With a vast lot of historical reference, European doctors have noted that the minerals, bicarbonate and trace elements in Karlovy Vary healing mineral water have an influence over digestive problems and pain in persons with the postcholecystectomy syndrome.
One non-drug, alternative treatment that can’t be omitted from this article is acupuncture. Acupuncture is widely used for many digestive disorders all over the world. Acupuncture can reduce pain, gas, can stop diarrhea or nausea, help with weight loss, etc. Abdominal point massage that is performed by a trained professional can reduce pain and adhesions after surgery.
People groups that have been on Planet Earth for centuries had herbal remedies to treat their health issues. These herbal remedies still exist.

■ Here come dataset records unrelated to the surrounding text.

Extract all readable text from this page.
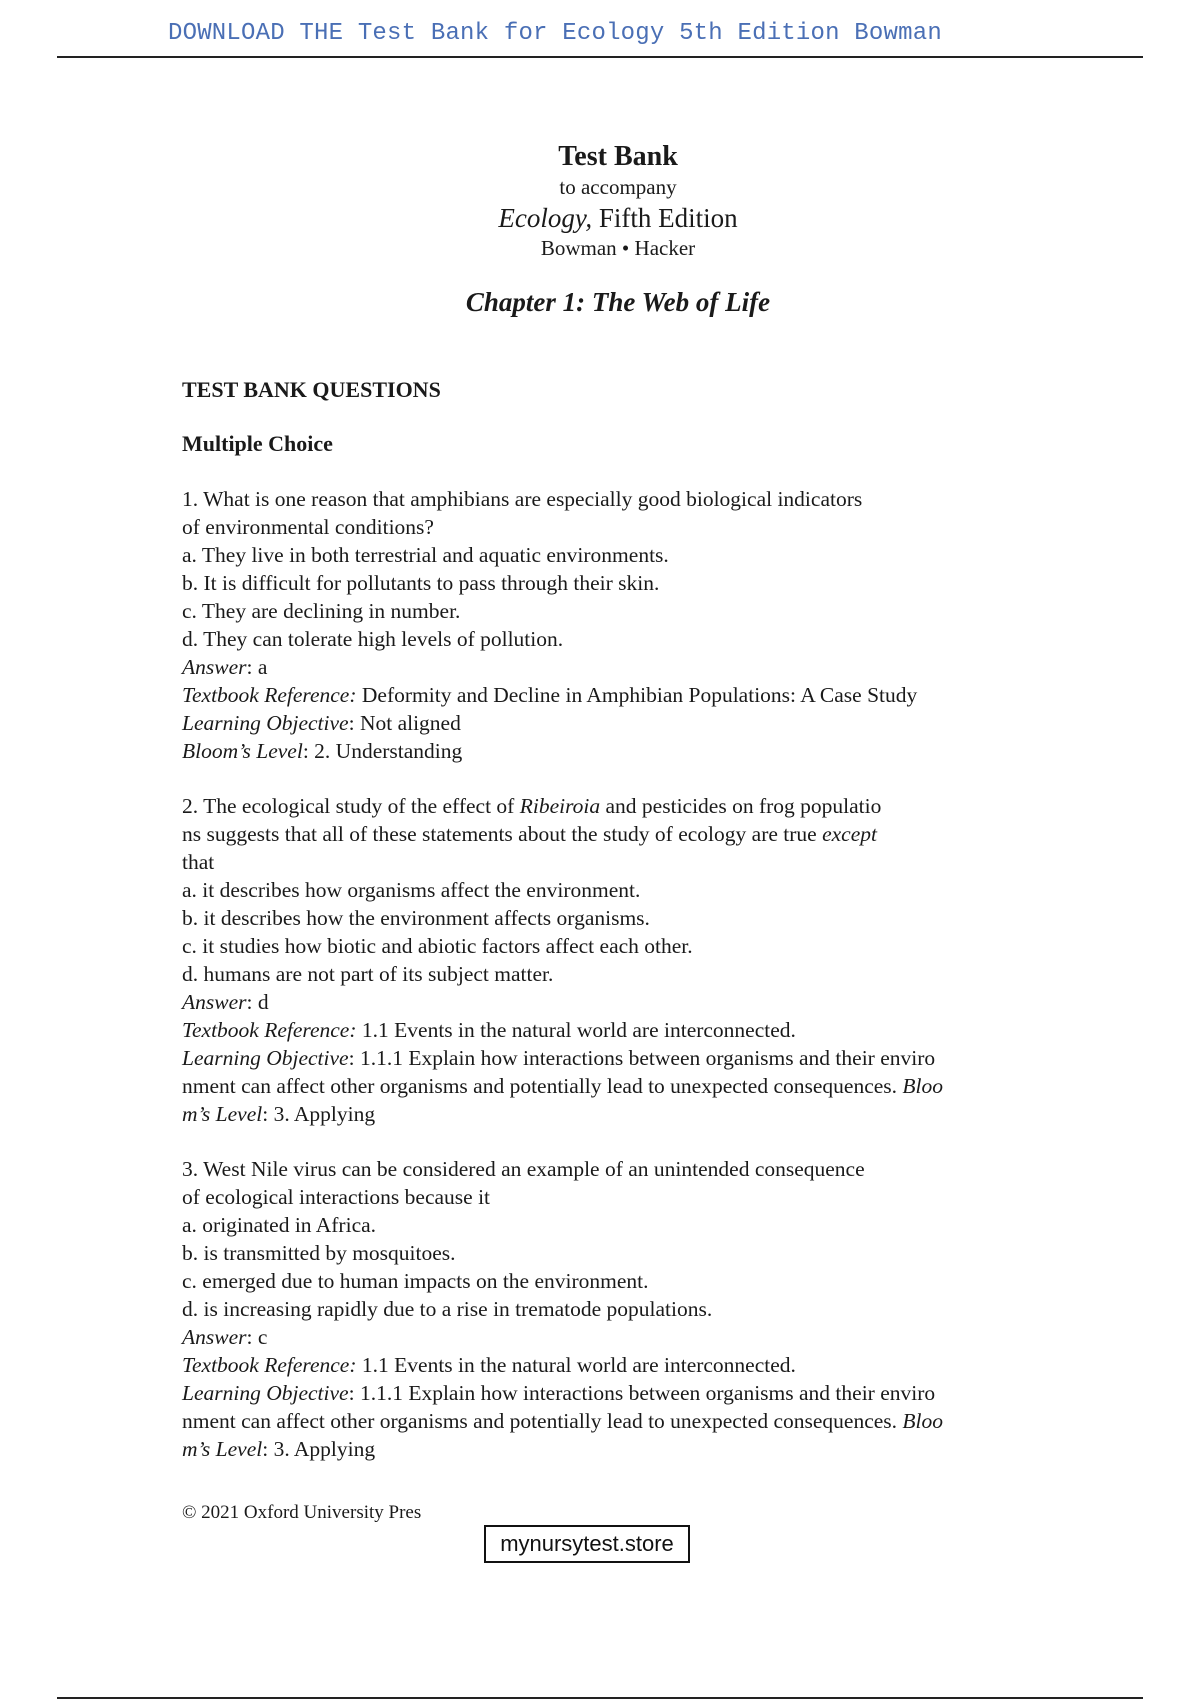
DOWNLOAD THE Test Bank for Ecology 5th Edition Bowman
Test Bank
to accompany
Ecology, Fifth Edition
Bowman • Hacker
Chapter 1: The Web of Life
TEST BANK QUESTIONS
Multiple Choice
1. What is one reason that amphibians are especially good biological indicators
of environmental conditions?
a. They live in both terrestrial and aquatic environments.
b. It is difficult for pollutants to pass through their skin.
c. They are declining in number.
d. They can tolerate high levels of pollution.
Answer: a
Textbook Reference: Deformity and Decline in Amphibian Populations: A Case Study
Learning Objective: Not aligned
Bloom’s Level: 2. Understanding
2. The ecological study of the effect of Ribeiroia and pesticides on frog populatio
ns suggests that all of these statements about the study of ecology are true except
that
a. it describes how organisms affect the environment.
b. it describes how the environment affects organisms.
c. it studies how biotic and abiotic factors affect each other.
d. humans are not part of its subject matter.
Answer: d
Textbook Reference: 1.1 Events in the natural world are interconnected.
Learning Objective: 1.1.1 Explain how interactions between organisms and their enviro
nment can affect other organisms and potentially lead to unexpected consequences. Bloo
m’s Level: 3. Applying
3. West Nile virus can be considered an example of an unintended consequence
of ecological interactions because it
a. originated in Africa.
b. is transmitted by mosquitoes.
c. emerged due to human impacts on the environment.
d. is increasing rapidly due to a rise in trematode populations.
Answer: c
Textbook Reference: 1.1 Events in the natural world are interconnected.
Learning Objective: 1.1.1 Explain how interactions between organisms and their enviro
nment can affect other organisms and potentially lead to unexpected consequences. Bloo
m’s Level: 3. Applying
© 2021 Oxford University Pres
mynursytest.store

Traditional Chinese Medicine, European herbs, Ayurveda, or Native Americans herbs can help with diarrhea, constipation, pains, and spasms.
The restoration of good intestinal flora is at the core of proper health for the gastrointestinal tract. An anti-Candida diet, herbs, probiotics, and colon hydrotherapy can re-establish friendly bacteria in the gut. This healthy environment inside of you can tackle pain, gas, flatulence, and constipation.
Mother Nature does not make mistakes. Every single organ of the human body is made for a specific reason, and the gallbladder is no exception. Unfortunately, we cannot put the gallbladder back into the body, but there are safe and effective methods of alternative medicine that do help. Tried and proven, these alternative methods truly work. These natural treatments can be used along with medical treatment(s), or they can be used as a stand-alone treatment. We highly recommend that you find a knowledgeable, experienced licensed practitioner or practitioners who understand your pains and symptoms professionally due to gallbladder loss.
The information in this article is presented for educational, informational purposes only. It is not intended as a substitute for the diagnosis, treatment, and advice of a qualified licensed professional.